With that being said, Christian Wulff and I have been working on improving expected goals in Scotland. The wonderful people at Stratagem have given us more data than we
could have imagined to help accomplish this. Before Stratagem, I was reliant on pulling shot “location” information from the BBC live-tracker of SPFL matches, simply because there was no other public data available. The “Beeb” xG model served it purpose well, giving us a surprisingly decent look expected goals in Scotland when it did not exist before. However, we can now do better.
Seeing honest-to-goodness x an y coordinates for shots (AND passing locations?!) in the data Stratagem sent Christian and I was a coming to god moment. No longer would be be reliant on terms of “center of the box” from the BBC. In addition to using actual x and y coordinates and shot types, we also now had such information as how many defenders were in between the shooter and the goal and how much defensive pressure the shooter was under when shooting.
With this additional info, Christian and I set out to improve our xG model for the SPFL. Common criticisms of xG is that is does not take defenders and defensive pressure into account, so this new Stratagem data would allow us to address this. Good in theory, right? Well, believe it or not, you run in to a sample size issue when you become more granular and only have a season’s worth of data. Trying to get enough shots to come up with a decent xG model for Scotland where 2 defenders were in between the shooter at 37 x, 44 y on the pitch proved to be a challenge. Luckily, the SPFL is not the only league Stratagem has data for.

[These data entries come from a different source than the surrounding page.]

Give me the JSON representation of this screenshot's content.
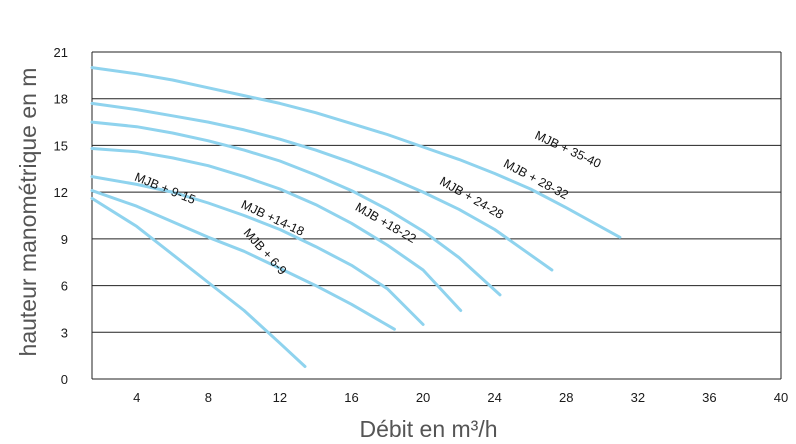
{
  "chart_data": {
    "type": "line",
    "xlabel": "Débit en m³/h",
    "ylabel": "hauteur manométrique en m",
    "xlim": [
      1.5,
      40
    ],
    "ylim": [
      0,
      21
    ],
    "xticks": [
      4,
      8,
      12,
      16,
      20,
      24,
      28,
      32,
      36,
      40
    ],
    "yticks": [
      0,
      3,
      6,
      9,
      12,
      15,
      18,
      21
    ],
    "grid": "horizontal",
    "curve_color": "#8fd3ee",
    "series": [
      {
        "name": "MJB + 6-9",
        "x": [
          1.5,
          4,
          6,
          8,
          10,
          12,
          13.4
        ],
        "y": [
          11.6,
          9.8,
          8.0,
          6.2,
          4.4,
          2.3,
          0.8
        ]
      },
      {
        "name": "MJB + 9-15",
        "x": [
          1.5,
          4,
          6,
          8,
          10,
          12,
          14,
          16,
          18.4
        ],
        "y": [
          12.1,
          11.1,
          10.1,
          9.1,
          8.2,
          7.1,
          6.0,
          4.8,
          3.2
        ]
      },
      {
        "name": "MJB +14-18",
        "x": [
          1.5,
          4,
          6,
          8,
          10,
          12,
          14,
          16,
          18,
          20
        ],
        "y": [
          13.0,
          12.5,
          12.0,
          11.3,
          10.5,
          9.6,
          8.5,
          7.3,
          5.8,
          3.5
        ]
      },
      {
        "name": "MJB +18-22",
        "x": [
          1.5,
          4,
          6,
          8,
          10,
          12,
          14,
          16,
          18,
          20,
          22.1
        ],
        "y": [
          14.8,
          14.6,
          14.2,
          13.7,
          13.0,
          12.2,
          11.2,
          10.0,
          8.6,
          7.0,
          4.4
        ]
      },
      {
        "name": "MJB + 24-28",
        "x": [
          1.5,
          4,
          6,
          8,
          10,
          12,
          14,
          16,
          18,
          20,
          22,
          24.3
        ],
        "y": [
          16.5,
          16.2,
          15.8,
          15.3,
          14.7,
          14.0,
          13.1,
          12.1,
          10.9,
          9.5,
          7.8,
          5.4
        ]
      },
      {
        "name": "MJB + 28-32",
        "x": [
          1.5,
          4,
          6,
          8,
          10,
          12,
          14,
          16,
          18,
          20,
          22,
          24,
          27.2
        ],
        "y": [
          17.7,
          17.3,
          16.9,
          16.5,
          16.0,
          15.4,
          14.7,
          13.9,
          13.0,
          12.0,
          10.9,
          9.6,
          7.0
        ]
      },
      {
        "name": "MJB + 35-40",
        "x": [
          1.5,
          4,
          6,
          8,
          10,
          12,
          14,
          16,
          18,
          20,
          22,
          24,
          26,
          28,
          31
        ],
        "y": [
          20.0,
          19.6,
          19.2,
          18.7,
          18.2,
          17.7,
          17.1,
          16.4,
          15.7,
          14.9,
          14.1,
          13.2,
          12.2,
          11.0,
          9.1
        ]
      }
    ]
  }
}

While it seems to be a recent trend to try and asses how your Gran would do in the SPFL, most would agree that the level of play in Scotland is below leagues such as the EPL, Bundesliga, and La Liga. No shame in that, it is just reality. However, there are plenty of leagues in Europe and around the world that most would agree are at a similar level to Scotland. Leagues such as Eliteserien in Norway, the Swiss Super League, and others. In total, we had 11 leagues worth of data (Turkish, Swiss, Swedish, Greek, Bundesliga 2, Dutch, Austria, Australia, the English Championship, Norwegian, and Scottish league data to be specific) that gave us over 400,000 shots. With data from what I have dubbed the “League of Average Leagues”, we now can use these defensive metrics from Strata and create small zones on the pitch where shots take place to calculate xG values (though thanks to Nils and Marek’s articles I mentioned above, we are now thinking about how to implement their ideas for our model!).
With these figures calculated based on location and defensive pressure, we can develop a heat map similar to above of the probability of scoring a goal. Going from light green, as the least likely to score, to dark red, as the most likely to score, we can see where a team should be trying to take shots from in order to score. The “danger zone” concept is shown well here, with red filling the 8 yard box and the darkest red in between the frame of the goal. Compare that to the green in the sides of the pitch or outside the box. Clearly you are more likely to score in the red areas than the green (I’m looking at you, Fassai El Bahktouri).
With this new model, Christian (on his new stats and tactics vertical from the 90 Minute Cynic, xCynic) and I are also planning on doing some new things and changing some graphs and maps we have done previously. We have made some improvements to our xG game maps, xG and xA player maps, and some new team graphs that we hope will help further understanding both advanced stats in football and Scottish football as a whole.